- Based on: Kävik the Wolf Dog by Walt Morey
- Written by: George Malko
- Directed by: Peter Carter
- Starring: Ronny Cox Linda Sorenson Andrew Ian McMillan
- Music by: Harry Freedman
- Countries of origin: United States; Canada;
- Original language: English

Production
- Running time: 100 minutes

Original release
- Release: January 20, 1980

= The Courage of Kavik the Wolf Dog =

The Courage of Kavik the Wolf Dog, also known as Kavik the Wolf Dog, is a 1980 made-for-TV adventure film based on the 1968 novel Kävik the Wolf Dog.

==Plot==
Kavik, a champion sled dog, who has just won a race in Alaska, is sold for $4000 to George Hunter, a ruthless businessman from Seattle, who has local business interests. The plane carrying the dog crashes into the snow-covered wilderness; the pilot is killed and the dog is more dead than alive.
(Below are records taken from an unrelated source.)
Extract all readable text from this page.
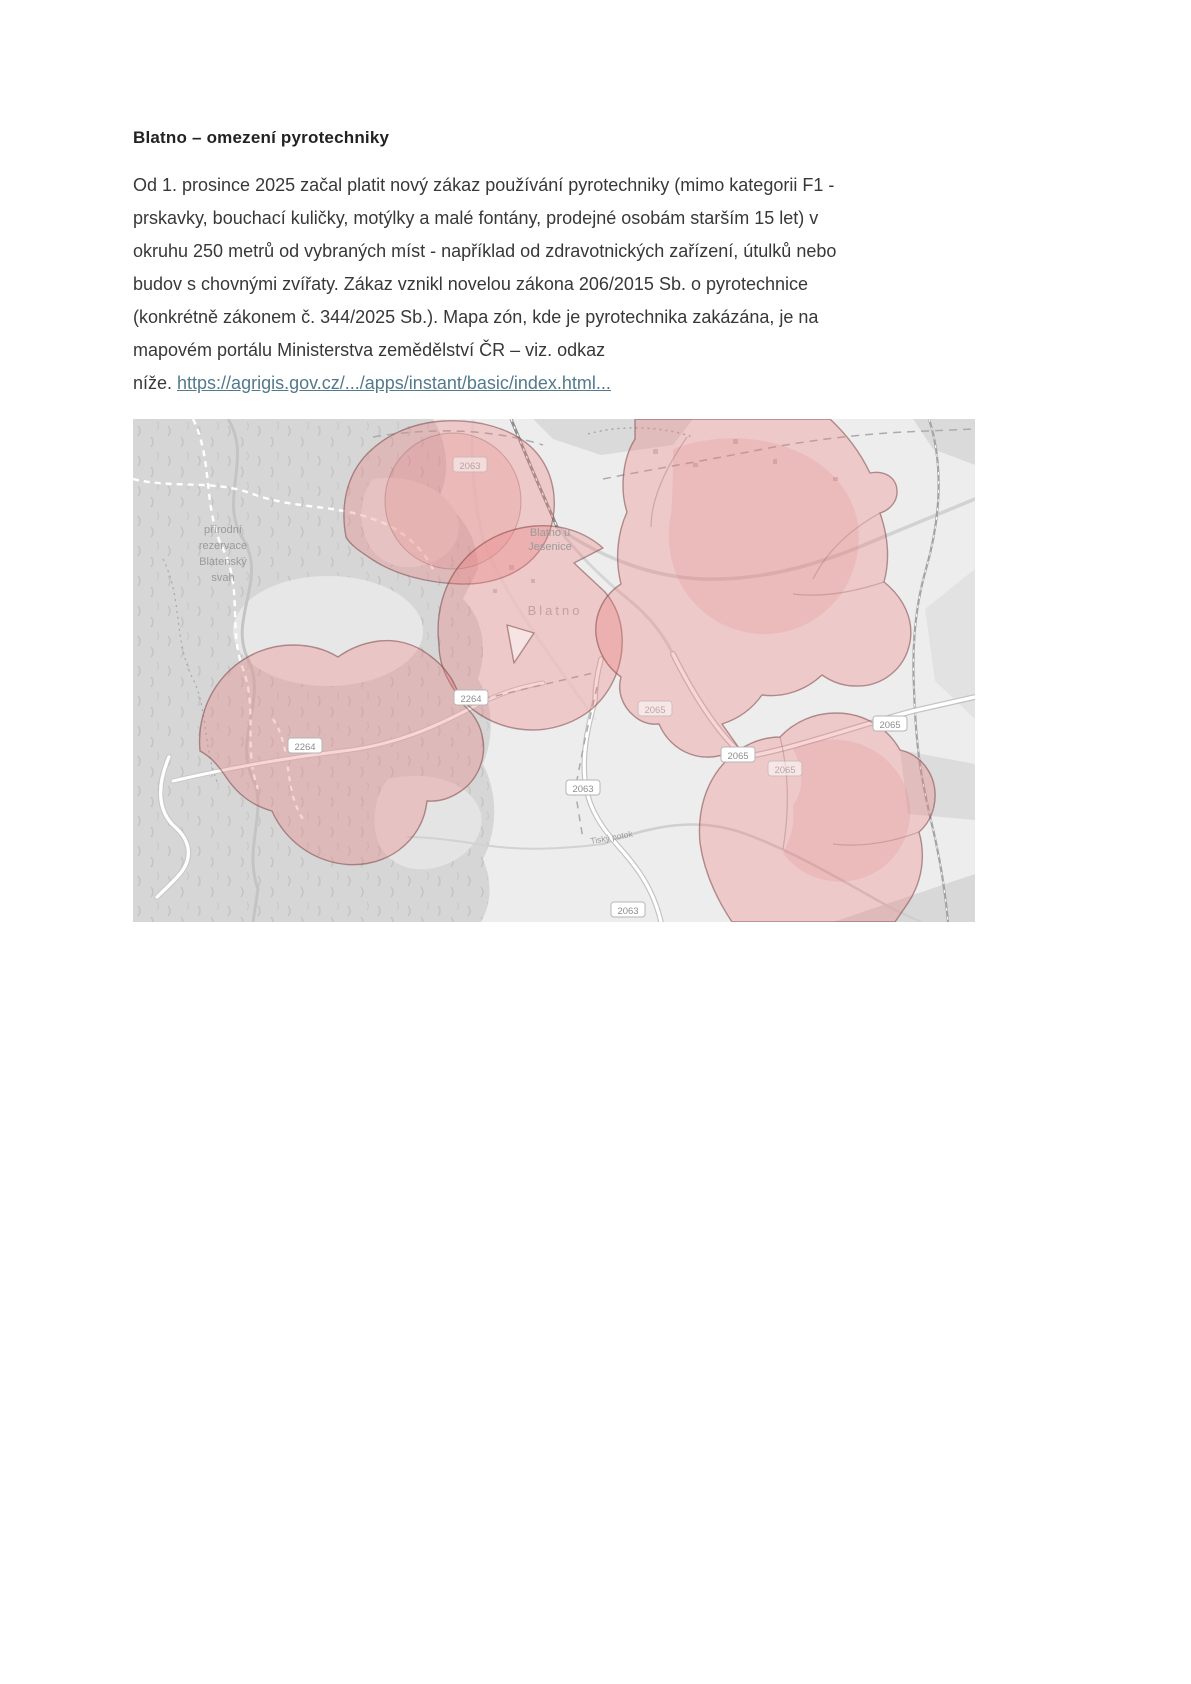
Blatno – omezení pyrotechniky
Od 1. prosince 2025 začal platit nový zákaz používání pyrotechniky (mimo kategorii F1 -
prskavky, bouchací kuličky, motýlky a malé fontány, prodejné osobám starším 15 let) v
okruhu 250 metrů od vybraných míst - například od zdravotnických zařízení, útulků nebo
budov s chovnými zvířaty. Zákaz vznikl novelou zákona 206/2015 Sb. o pyrotechnice
(konkrétně zákonem č. 344/2025 Sb.). Mapa zón, kde je pyrotechnika zakázána, je na
mapovém portálu Ministerstva zemědělství ČR – viz. odkaz
níže. https://agrigis.gov.cz/.../apps/instant/basic/index.html...
přírodní
rezervace
Blatenský
svah
Blatno u
Jesenice
Blatno
Tiský potok
2063
2264
2264
2065
2065
2065
2065
2063
2063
The crash site is found by Andy Evans, a young boy who lives in the nearby fishing settlement of Copper City. He struggles to get the dog home and begs his parents to let him ask the local doctor to take a look at Kavik. Dr Walker does, initially reluctantly, have a look and does his best to deal with Kavik's multiple injuries. The dog slowly recovers and starts to bond with Andy. However, due to its near death experience Kavik is terrified of other dogs and is quick to run away when confronted. But Hunter arrives on a regular trip and claims back the dog, taking him to a kennel in his palatial Seattle home.
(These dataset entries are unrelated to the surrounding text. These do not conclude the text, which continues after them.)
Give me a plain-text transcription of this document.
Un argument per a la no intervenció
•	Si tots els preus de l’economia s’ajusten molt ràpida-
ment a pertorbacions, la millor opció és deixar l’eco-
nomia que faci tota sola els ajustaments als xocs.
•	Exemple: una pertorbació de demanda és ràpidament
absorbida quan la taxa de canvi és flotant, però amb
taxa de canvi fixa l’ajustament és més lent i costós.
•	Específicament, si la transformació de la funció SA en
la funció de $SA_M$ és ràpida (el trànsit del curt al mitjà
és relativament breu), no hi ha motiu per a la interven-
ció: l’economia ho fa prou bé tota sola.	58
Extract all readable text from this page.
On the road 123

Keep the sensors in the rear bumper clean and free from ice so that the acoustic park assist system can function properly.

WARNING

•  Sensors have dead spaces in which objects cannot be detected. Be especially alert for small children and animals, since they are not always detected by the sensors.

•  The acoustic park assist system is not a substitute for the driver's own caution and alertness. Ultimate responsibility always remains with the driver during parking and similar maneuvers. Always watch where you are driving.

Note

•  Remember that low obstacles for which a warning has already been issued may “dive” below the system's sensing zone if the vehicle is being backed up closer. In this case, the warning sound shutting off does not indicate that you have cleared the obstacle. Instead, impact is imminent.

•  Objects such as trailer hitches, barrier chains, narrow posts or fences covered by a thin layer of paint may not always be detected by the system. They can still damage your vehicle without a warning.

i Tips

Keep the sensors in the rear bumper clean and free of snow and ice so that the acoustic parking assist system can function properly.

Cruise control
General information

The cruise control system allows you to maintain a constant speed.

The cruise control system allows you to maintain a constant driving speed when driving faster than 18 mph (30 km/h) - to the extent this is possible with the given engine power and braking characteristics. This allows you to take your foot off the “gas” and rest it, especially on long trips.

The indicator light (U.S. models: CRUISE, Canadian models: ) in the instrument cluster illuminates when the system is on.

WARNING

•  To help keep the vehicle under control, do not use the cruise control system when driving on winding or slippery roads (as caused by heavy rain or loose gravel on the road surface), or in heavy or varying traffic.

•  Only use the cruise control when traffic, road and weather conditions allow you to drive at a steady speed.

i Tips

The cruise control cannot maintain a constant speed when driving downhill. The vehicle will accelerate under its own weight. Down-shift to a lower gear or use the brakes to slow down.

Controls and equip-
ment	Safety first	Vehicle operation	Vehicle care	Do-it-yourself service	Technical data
Hunter's kennel manager, seeing that the dog is unhappy and unlikely to be a champion racer, allows him to escape. Kavik manages to stow away on a coastal ferry and travels north. He struggles over inhospitable terrain, learning to fight other dogs and wolves for his food. Barely alive, he makes it back to Copper City, and reunites with Andy.
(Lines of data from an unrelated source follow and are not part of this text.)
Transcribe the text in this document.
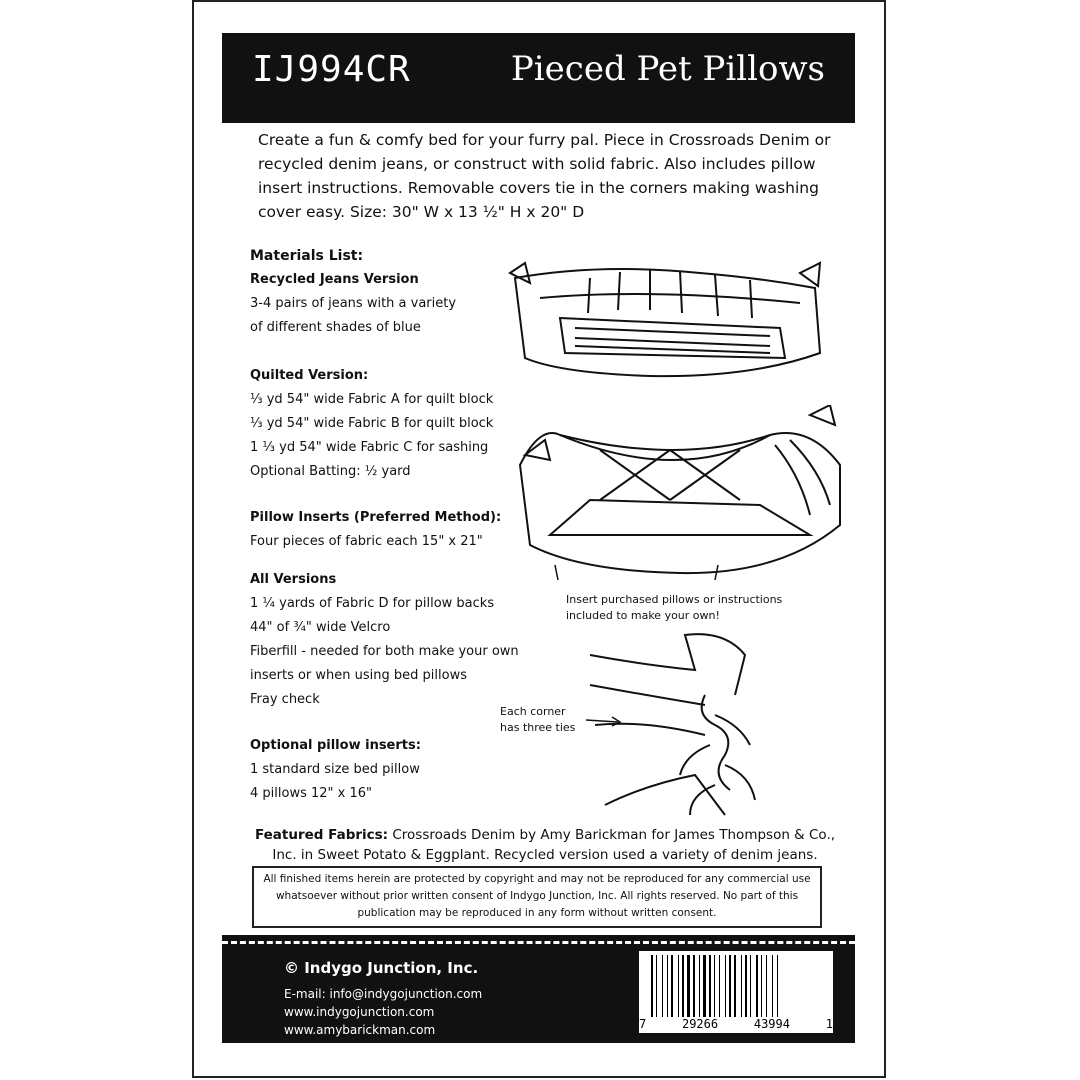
IJ994CR	Pieced Pet Pillows
Create a fun & comfy bed for your furry pal. Piece in Crossroads Denim or recycled denim jeans, or construct with solid fabric. Also includes pillow insert instructions. Removable covers tie in the corners making washing cover easy. Size: 30" W x 13 ½" H x 20" D
Materials List:
Recycled Jeans Version

3-4 pairs of jeans with a variety

of different shades of blue

Quilted Version:

⅓ yd 54" wide Fabric A for quilt block

⅓ yd 54" wide Fabric B for quilt block

1 ⅓ yd 54" wide Fabric C for sashing

Optional Batting: ½ yard

Pillow Inserts (Preferred Method):

Four pieces of fabric each 15" x 21"

All Versions

1 ¼ yards of Fabric D for pillow backs

44" of ¾" wide Velcro

Fiberfill - needed for both make your own

inserts or when using bed pillows

Fray check

Optional pillow inserts:

1 standard size bed pillow

4 pillows 12" x 16"

Insert purchased pillows or instructions
included to make your own!
Each corner
has three ties
Featured Fabrics: Crossroads Denim by Amy Barickman for James Thompson & Co., Inc. in Sweet Potato & Eggplant. Recycled version used a variety of denim jeans.
All finished items herein are protected by copyright and may not be reproduced for any commercial use whatsoever without prior written consent of Indygo Junction, Inc. All rights reserved. No part of this publication may be reproduced in any form without written consent.
© Indygo Junction, Inc.
E-mail: info@indygojunction.com
www.indygojunction.com
www.amybarickman.com	7	29266	43994	1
Hunter arrives, angrily demanding the return of the dog. Andy's father, Kurt, equally angrily claims that the dog will be happier with them than with Hunter. Hunter, who employs Evans and practically owns the whole town, gives in with ill grace, selling Kavik to the Evans family for a token sum.

==Cast==
- Ronny Cox	as Kurt Evans
- Linda Sorenson as Laura Evans
- Andrew Ian McMillan as Andy Evans
- John Ireland as George Hunter
- Chris Wiggins as Dr Vic Walker
- John Candy as Pinky

==Production==
Much of this television film was shot in Alberta's Banff National Park. Additional filming locations were in Ontario, British Columbia and Alaska.